The 6502 processor, as shipped in 1976, ran at 1 MHz. With its 8 bit words and 55 instructions, it is generally rated at 0.1 MIPS. As a comparison, the laptop I am writing this on runs at 2600 MHz, has 1GB of memory, and is rated at around 5,000 MIPS. Or perhaps a better comparison, the Walmart $199 special Lindows based Athlon offers 10,000 times the processing power and 128,000 times the memory for less than the cost of the Kim. And a hard drive will beat an audio tape recorder for mass storage any day.

Once I had a computer of my own, I became obsessed with writing software for it. I began by hand assembling instructions into 6502 opcodes, looking each one up on the 6502 Reference Card. Soon, the common instructions were embedded in my brain, where they remain to this day. Once I had a piece of working program, I could save it to audio tape.

Within a few weeks, I had written a cross-assembler in APL in order to not have to hand assemble code all the time. I still had to type in the hexadecimal opcodes and do the debugging by hand, though.

In my spare time at work, I would scribble algorithms and lines of code on pieces of paper. After hours, I would huddle over a terminal and use the cross-assembler to generate 6502 opcodes for the Kim-1. At home, I would type in the opcodes and single step through the program. Corrections would be made by hand, assembling machine instructions in my head.

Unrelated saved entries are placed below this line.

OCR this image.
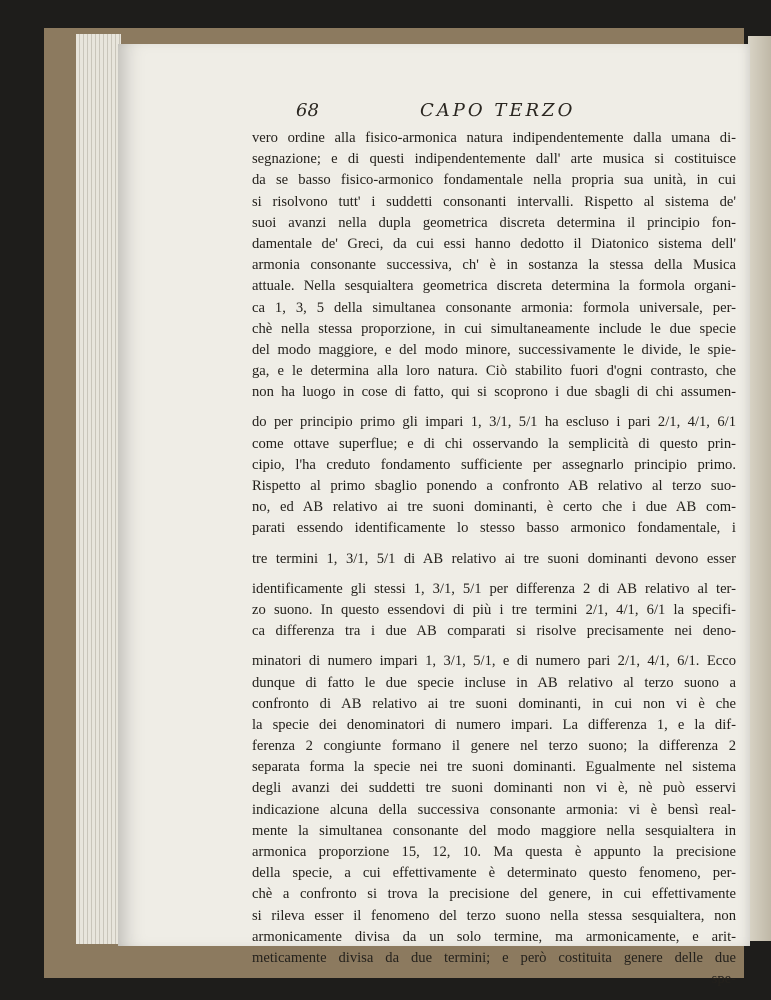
68	CAPO TERZO
vero ordine alla fisico-armonica natura indipendentemente dalla umana di-
segnazione; e di questi indipendentemente dall' arte musica si costituisce
da se basso fisico-armonico fondamentale nella propria sua unità, in cui
si risolvono tutt' i suddetti consonanti intervalli. Rispetto al sistema de'
suoi avanzi nella dupla geometrica discreta determina il principio fon-
damentale de' Greci, da cui essi hanno dedotto il Diatonico sistema dell'
armonia consonante successiva, ch' è in sostanza la stessa della Musica
attuale. Nella sesquialtera geometrica discreta determina la formola organi-
ca 1, 3, 5 della simultanea consonante armonia: formola universale, per-
chè nella stessa proporzione, in cui simultaneamente include le due specie
del modo maggiore, e del modo minore, successivamente le divide, le spie-
ga, e le determina alla loro natura. Ciò stabilito fuori d'ogni contrasto, che
non ha luogo in cose di fatto, qui si scoprono i due sbagli di chi assumen-
do per principio primo gli impari 1, 3/1, 5/1 ha escluso i pari 2/1, 4/1, 6/1
come ottave superflue; e di chi osservando la semplicità di questo prin-
cipio, l'ha creduto fondamento sufficiente per assegnarlo principio primo.
Rispetto al primo sbaglio ponendo a confronto AB relativo al terzo suo-
no, ed AB relativo ai tre suoni dominanti, è certo che i due AB com-
parati essendo identificamente lo stesso basso armonico fondamentale, i
tre termini 1, 3/1, 5/1 di AB relativo ai tre suoni dominanti devono esser
identificamente gli stessi 1, 3/1, 5/1 per differenza 2 di AB relativo al ter-
zo suono. In questo essendovi di più i tre termini 2/1, 4/1, 6/1 la specifi-
ca differenza tra i due AB comparati si risolve precisamente nei deno-
minatori di numero impari 1, 3/1, 5/1, e di numero pari 2/1, 4/1, 6/1. Ecco
dunque di fatto le due specie incluse in AB relativo al terzo suono a
confronto di AB relativo ai tre suoni dominanti, in cui non vi è che
la specie dei denominatori di numero impari. La differenza 1, e la dif-
ferenza 2 congiunte formano il genere nel terzo suono; la differenza 2
separata forma la specie nei tre suoni dominanti. Egualmente nel sistema
degli avanzi dei suddetti tre suoni dominanti non vi è, nè può esservi
indicazione alcuna della successiva consonante armonia: vi è bensì real-
mente la simultanea consonante del modo maggiore nella sesquialtera in
armonica proporzione 15, 12, 10. Ma questa è appunto la precisione
della specie, a cui effettivamente è determinato questo fenomeno, per-
chè a confronto si trova la precisione del genere, in cui effettivamente
si rileva esser il fenomeno del terzo suono nella stessa sesquialtera, non
armonicamente divisa da un solo termine, ma armonicamente, e arit-
meticamente divisa da due termini; e però costituita genere delle due
spe-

I had always wanted to create a chess playing computer. Years before, I had dabbled with some homebrew hardware, a tape recorder, and a teletype machine to create a "computer" capable of playing a few moves of standard openings. Moves took minutes to retrieve from tape.

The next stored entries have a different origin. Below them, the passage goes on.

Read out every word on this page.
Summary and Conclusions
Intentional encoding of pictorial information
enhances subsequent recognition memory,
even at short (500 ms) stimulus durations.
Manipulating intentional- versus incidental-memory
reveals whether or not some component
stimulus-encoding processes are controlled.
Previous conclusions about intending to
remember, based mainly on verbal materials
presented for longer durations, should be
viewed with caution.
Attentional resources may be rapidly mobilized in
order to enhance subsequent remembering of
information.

Now, the same old Model 15 Teletype was called back into service and connected to the Kim-1. It generated dumps and listings to help me debug the programs I was writing. The hexadecimal dump at the back of the Microchess manual was printed on this old 1930s technology baudot code printer.

When running, the Model 15 made a thundering noise as the head klunked across the page, typing letters one by one. To save us from eviction, it sat on a 12 inch thick foam pad, which lessened the transmission of vibrations to the floor below. The smell of hot machine oil and ozone filled our apartment when it was printing.

The Computer History Museum in Mountain View, California has one of these old machines on display.